JSE-listed capital growth property fund Attacq will retain its focus on its development pipeline in Waterfall City, in Midrand, with the opening of the super regional mall, Mall of Africa, considered a key strategic milestone for the company.
Mall of Africa, with a value of R4.9-billion on completion, is fully tenanted and remains on track to open on April 28.
The 131 000 m2 Mall of Africa – South Africa’s biggest single-phase mall development – is the largest project and the anchor development within Waterfall City and “is destined to soon be a real retail drawcard for Waterfall”, Attacq CEO Morné Wilken says.
“The opening of the Mall of Africa . . . will be a true tipping point for Waterfall City and the catalyst for further development,” Wilken says, telling Engineering News that significant benefits, such as higher property demand, will only be seen after the opening of the mall.

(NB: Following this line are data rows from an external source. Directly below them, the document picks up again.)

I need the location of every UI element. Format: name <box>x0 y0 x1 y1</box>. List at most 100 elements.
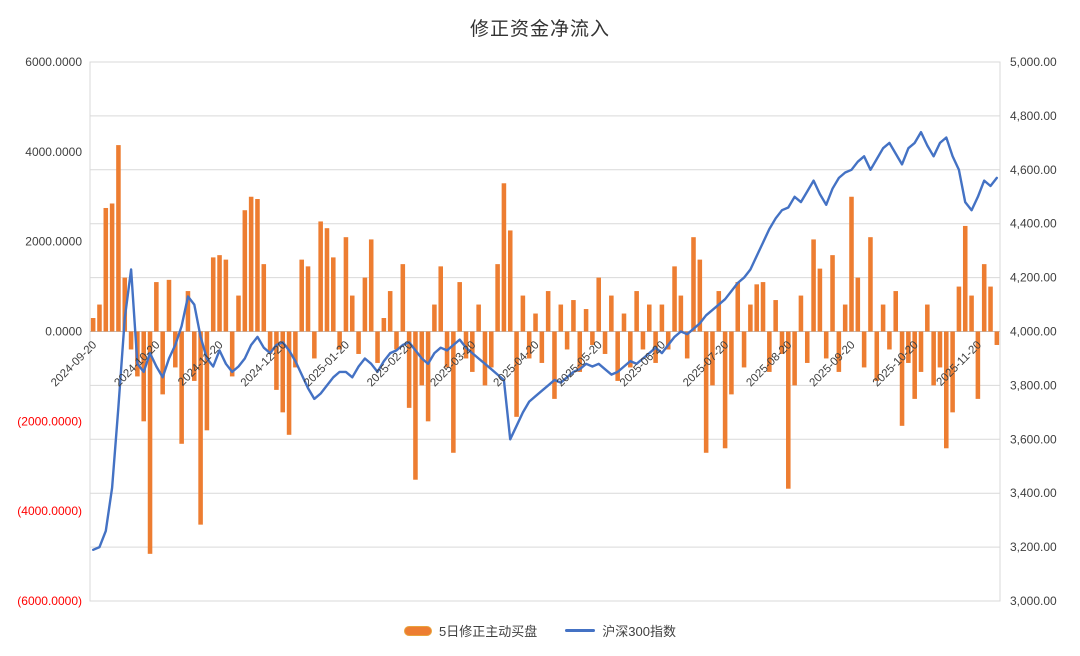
bar <box>438 266 443 332</box>
bar <box>349 295 355 332</box>
bar <box>514 331 519 417</box>
bar <box>526 331 532 359</box>
bar <box>988 286 993 332</box>
bar <box>640 331 646 350</box>
right-axis-label: 4,600.00 <box>1010 163 1057 177</box>
bar <box>716 291 722 332</box>
bar <box>533 313 538 332</box>
bar <box>577 331 583 372</box>
bar <box>387 291 393 332</box>
bar <box>457 282 462 332</box>
bar <box>748 304 753 332</box>
chart-title: 修正资金净流入 <box>469 19 610 40</box>
bar <box>476 304 481 332</box>
bar <box>956 286 962 332</box>
bar <box>545 291 551 332</box>
bar <box>229 331 235 377</box>
bar <box>830 255 835 332</box>
bar <box>267 331 273 354</box>
bar <box>210 257 216 332</box>
bar <box>406 331 412 408</box>
x-axis-label: 2025-09-20 <box>808 339 858 389</box>
bar <box>192 331 197 381</box>
bar <box>501 183 507 332</box>
bar <box>937 331 943 368</box>
bar <box>786 331 791 489</box>
bar <box>318 221 323 332</box>
right-axis-label: 4,800.00 <box>1010 109 1057 123</box>
bar <box>950 331 955 413</box>
bar <box>495 264 500 332</box>
bar <box>590 331 595 345</box>
right-axis-label: 4,400.00 <box>1010 217 1057 231</box>
bar <box>773 300 778 332</box>
bar <box>823 331 829 359</box>
bar <box>248 196 254 332</box>
bar <box>564 331 570 350</box>
bar <box>337 331 342 350</box>
bar <box>489 331 494 368</box>
bar <box>413 331 418 480</box>
bar <box>255 199 260 332</box>
bar <box>887 331 892 350</box>
bar <box>198 331 203 525</box>
right-axis-label: 3,000.00 <box>1010 594 1057 608</box>
bar <box>842 304 848 332</box>
bar <box>855 277 861 332</box>
line-series-label: 沪深300指数 <box>602 624 676 639</box>
bar <box>906 331 911 363</box>
bar <box>141 331 146 422</box>
x-axis-label: 2025-01-20 <box>302 339 352 389</box>
bar <box>90 318 96 332</box>
bar <box>147 331 153 554</box>
bar <box>735 282 741 332</box>
bar <box>185 291 191 332</box>
bar <box>242 210 248 332</box>
line-series-swatch-icon <box>565 629 596 632</box>
bar <box>975 331 981 399</box>
bar <box>678 295 684 332</box>
bar <box>160 331 165 395</box>
bar <box>375 331 380 363</box>
bar <box>331 257 336 332</box>
bar <box>969 295 974 332</box>
bar <box>729 331 734 395</box>
bar <box>710 331 715 386</box>
bar <box>280 331 286 413</box>
bar <box>703 331 709 453</box>
legend-item-bar-series: 5日修正主动买盘 <box>404 621 537 640</box>
bar <box>312 331 317 359</box>
left-axis-label: 6000.0000 <box>25 55 82 69</box>
bar <box>552 331 557 399</box>
x-axis-label: 2024-09-20 <box>49 339 99 389</box>
bar <box>868 237 873 332</box>
bar <box>767 331 772 372</box>
bar <box>944 331 949 449</box>
bar <box>804 331 810 363</box>
bar <box>912 331 917 399</box>
bar <box>962 225 968 332</box>
bar <box>368 239 374 332</box>
bar <box>779 331 785 354</box>
bar <box>425 331 431 422</box>
bar <box>463 331 469 359</box>
bar <box>261 264 267 332</box>
bar <box>400 264 406 332</box>
bar <box>899 331 905 426</box>
bar <box>893 291 898 332</box>
right-axis-label: 3,400.00 <box>1010 486 1057 500</box>
bar <box>154 282 159 332</box>
bar <box>994 331 1000 345</box>
left-axis-label: 4000.0000 <box>25 145 82 159</box>
bar <box>861 331 867 368</box>
bar <box>432 304 437 332</box>
bar <box>981 264 987 332</box>
bar <box>356 331 361 354</box>
bar <box>684 331 690 359</box>
bar <box>571 300 576 332</box>
bar <box>109 203 115 332</box>
bar <box>274 331 279 390</box>
bar <box>691 237 696 332</box>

The company’s conservative estimates indicate that about 15-million people a year will visit the mall, which is strategically located near the N1 highway.
“The Waterfall node continues to strengthen, with six new properties being completed during the six months to December 31, adding 23 398 m2 of gross lettable area to the portfolio,” Wilken says.
Waterfall City has a further 663 815 m2 available for development.
Attacq is in discussion with developers to effect additional joint venture partnerships in Waterfall and remains focused on the construction of about 212 000 m2 of developments, including the new 45 000 m2 head office for financial services firm PwC.
The company’s South African portfolio includes Newtown Junction, in Johannesburg, Waterfall Business Estate, in Midrand‚ Garden Route Mall, in George, and Eikestad Precint, in Stellenbosch, as well as a 25% share in Brooklyn Mall, in Pretoria.
In addition to optimising its growing R12.4-billion portfolio of operational properties and delivering on its Waterfall pipeline, Attacq remains on the lookout for other growth opportunities in South Africa, Wilken says.
Attacq’s total asset value increased by 32.4% to R27.1-billion in the six months to December 31, compared with R23.3-billion as at June 30, while net rental income increased by 25.5% to R531-million for the six months ended December 31.
The company’s international assets increased by 72.8% to R6.4-billion.
Wilken and Attacq CFO Melt Hamman agree that there are inherent risks and challenges to overcome in the current regional and global economic climate, while, in smaller economies, the indexing of rental in hard currency and tenant migration result in risk.
However, diversification could hold the solution in pressured times, with the company’s blended investments in established and developing markets providing mitigation against such risks, Hamman says.
Attacq will, therefore, pursue further diversification into European markets through its well-performing MAS investment and similar opportunities, Wilken points out.
Internationally, Attacq has invested in new markets in Cyprus and Serbia, which complements its existing Western European exposure through MAS.
In July 2015, the company acquired an effective 48.6% interest in ITTL Trade & Tourist Leisure Park, now known as Mall of Cyprus, the owner of Shacolas Emporium Park and an effective 48.5% interest in Woolworth Commercial Centre, the owner of Engomi Mall.
The Cyprus asset portfolio therefore includes completed buildings, the 27 000 m2 Mall of Cyprus and a 20 000 m2 Ikea store, as well as the 13 600 m2 Engomi Mall, in Nicosia.
Attacq aims to expand Mall of Cyprus by about 6 500 m2, and Mall of Engomi by 1 300 m2, with the company still in the planning phase for the extensions, Wilken says.
The Serbia portfolio comprises five completed and operational retail properties with a gross value of €228.0-million.
The company, together with a local partner, raised a further €40-million for a development fund for additional new developments in Serbia and its surrounds.
Wilken attributes significant market advantages in Central and Eastern Europe to stability, a rand hedge, as well as lower debt rates, which could result in a capital rate compression in future, owing to significant demand in these markets.
He suggests that this could result in a value uplift in the market.
Since the short- to medium-term outlook in sub-Saharan Africa has weakened significantly owing to a strong dollar, depressed commodity prices and a lack of stability in power supply, Attacq will focus on delivering Kumasi City Mall, in Ghana, by April 2017, as well as focus on active asset management of existing assets through the cycle.